As for programming style, mostly it doesn’t really matter which conventions are chosen. Some conventions do make improvements in clarity or readability and help to make inconsistencies more obvious, but so long as all of the code is consistent, it can always be refactored to a better convention at some point.
Getting all of the variable names the same, laying out the lines with the same whitespace formatting and finding strong conventions for naming core parts like methods and objects establishes a strong foundation for the code. Normalization and abstraction help to either hide the details or put them forth in a way that inconsistencies are noticed easily. A solid architecture decomposes the system in a way that makes it easy to trace bugs quickly back to isolated parts of the code base. All of these things help in reducing the number of bugs, and also reducing the time it takes to fix them. And because of them, it opens up more time and resources for new development.
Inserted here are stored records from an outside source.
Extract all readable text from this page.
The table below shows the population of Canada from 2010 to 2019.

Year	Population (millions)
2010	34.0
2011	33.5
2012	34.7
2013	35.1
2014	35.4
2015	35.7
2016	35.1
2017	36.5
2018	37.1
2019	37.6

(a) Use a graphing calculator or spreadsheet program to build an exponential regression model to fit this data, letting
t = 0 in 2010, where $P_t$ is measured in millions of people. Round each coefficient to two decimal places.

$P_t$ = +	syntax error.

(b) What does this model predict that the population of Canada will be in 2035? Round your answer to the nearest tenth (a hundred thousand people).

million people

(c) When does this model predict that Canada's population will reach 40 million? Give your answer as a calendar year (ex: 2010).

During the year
Building a high quality software system always means playing close attention to the millions of details floating about the project. It is not enough to just hack through the work, it is a detail-oriented process, which often needs great time and patience. All development projects come with outrageous demands and too little time, but being sloppy doesn’t help with these issues. Part of the great skill involved in being a professional programmer is the self-discipline to do the right thing, even under intense pressure. Sloppiness and short-cuts, while tempting are just putting off today, what will always cost more in the future. If the goal is quality, then that has to percolate into every tiny detail. Fast and cheap is always crap in software.